Follow these steps to quickly verify GPText operation in your new cluster, using downloaded sample data.

  1. Open a bash shell on the master-0 pod:

    $ kubectl exec -it master-0 -- bash
    
  2. Run gptext-state to confirm that solr nodes are running. If gptext-state reports some nodes as being down, wait for them to start up before proceeding.

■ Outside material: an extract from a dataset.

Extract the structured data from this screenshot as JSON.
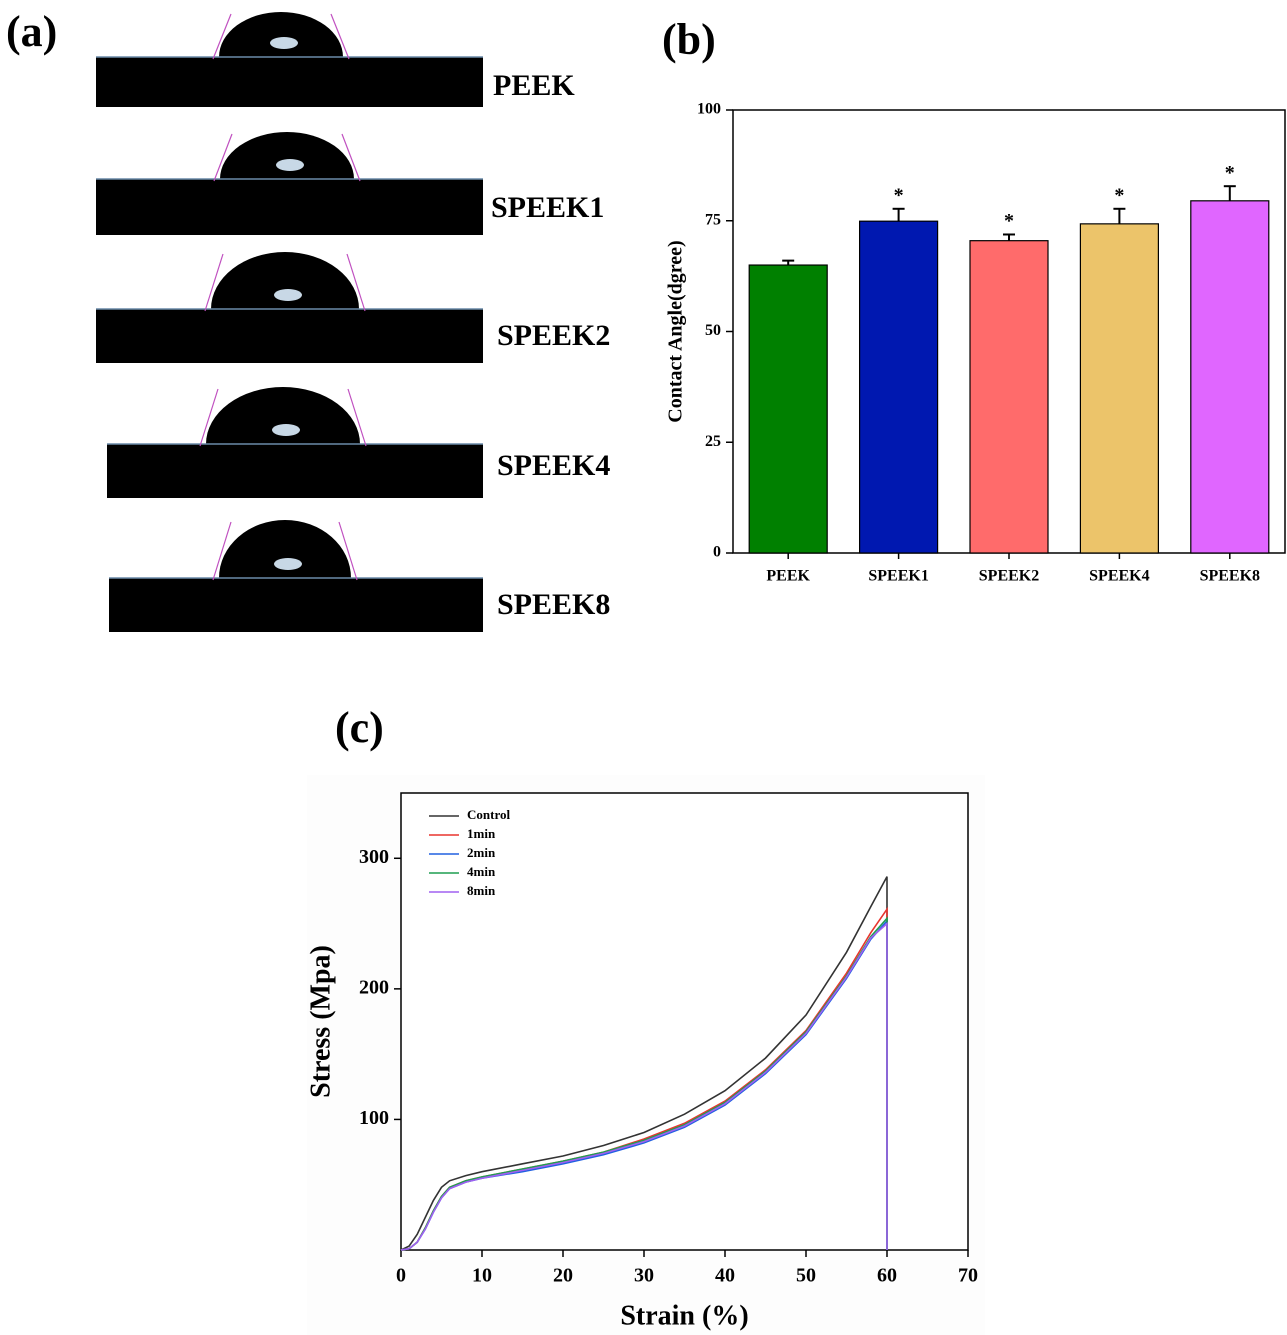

    gpadmin@master-0:~$ gptext-state
    20200924:19:21:49:014027 gptext-state:master-0:gpadmin-[INFO]:-Execute GPText state ...
    20200924:19:21:50:014027 gptext-state:master-0:gpadmin-[INFO]:-Check zookeeper cluster state ...
    20200924:19:21:54:014027 gptext-state:master-0:gpadmin-[INFO]:-Check GPText cluster status...
    20200924:19:21:54:014027 gptext-state:master-0:gpadmin-[INFO]:-Current GPText Version: 3.4.3
    20200924:19:21:54:014027 gptext-state:master-0:gpadmin-[INFO]:-All nodes are up and running.
    
  3. Start the psql subsystem:

    $ psql
    
    psql (9.4.24)
    Type "help" for help.
    
    gpadmin=#
    
  4. Query the version of GPText that is installed:

    gpadmin=# select * from gptext.version();
    
                version
    --------------------------------
     Greenplum Text Analytics 3.4.2
    (1 row)
    
  5. Execute the following series of commands to create an external index and add several PDF documents to the index:

    gpadmin=# SELECT * FROM gptext.create_index_external('gptext-docs');
    
    INFO:  Created index gptext-docs
     create_index_external
    -----------------------
     t
    (1 row)
    
    gpadmin=# SELECT * FROM gptext.index_external(
            '{http://gptext.docs.pivotal.io/archives/GPText-docs-213.pdf,
              http://gptext.docs.pivotal.io/latest/topics/administering.html,
              http://gptext.docs.pivotal.io/latest/topics/ext-indexes.html,
              http://gptext.docs.pivotal.io/latest/topics/function_ref.html,
              http://gptext.docs.pivotal.io/latest/topics/guc_ref.html,
              http://gptext.docs.pivotal.io/latest/topics/ha.html,
              http://gptext.docs.pivotal.io/latest/topics/index.html,
              http://gptext.docs.pivotal.io/latest/topics/indexes.html,
              http://gptext.docs.pivotal.io/latest/topics/intro.html,
              http://gptext.docs.pivotal.io/latest/topics/managed-schema.html,
              http://gptext.docs.pivotal.io/latest/topics/performance.html,
              http://gptext.docs.pivotal.io/latest/topics/queries.html,
              http://gptext.docs.pivotal.io/latest/topics/type_ref.html,
              http://gptext.docs.pivotal.io/latest/topics/upgrading.html,
              http://gptext.docs.pivotal.io/latest/topics/utility_ref.html,
              http://gptext.docs.pivotal.io/latest/topics/installing.html}', 'gptext-docs');
    
     dbid | num_docs
    ------+----------
        2 |       16
    (1 row)    
    
    gpadmin=# SELECT * FROM gptext.commit_index('gptext-docs');
    
     commit_index
    --------------
     t
    (1 row)
    
  6. Perform a simple search to find the text “Solr” in the title field of the example external index:

    gpadmin=# SELECT * FROM gptext.search(TABLE(SELECT 1 SCATTER BY 1), 'gptext-docs', 'title:Solr', null, null);
    
                                id                             |  score   | hs | rf
    -----------------------------------------------------------+----------+----+----
     http://gptext.docs.pivotal.io/latest/topics/type_ref.html | 2.103843 |    |
    (1 row)
    
  7. Optionally, complete additional example tasks described in Using GPText in the Greenplum GPText documentation to learn more about GPText functionality. For example, perform the tutorials in Working With GPText Indexes or Querying GPText Indexes.


    Note: In VMware Tanzu Greenplum for Kubernetes, the scripts used to set the environment for Greenplum Database and GPText are /usr/local/greenplum-db/greenplum_path.sh and /opt/gptext/greenplum-text_path.sh, respectively. These paths differ from the paths used with GPText deployed to non-Kubernetes environments.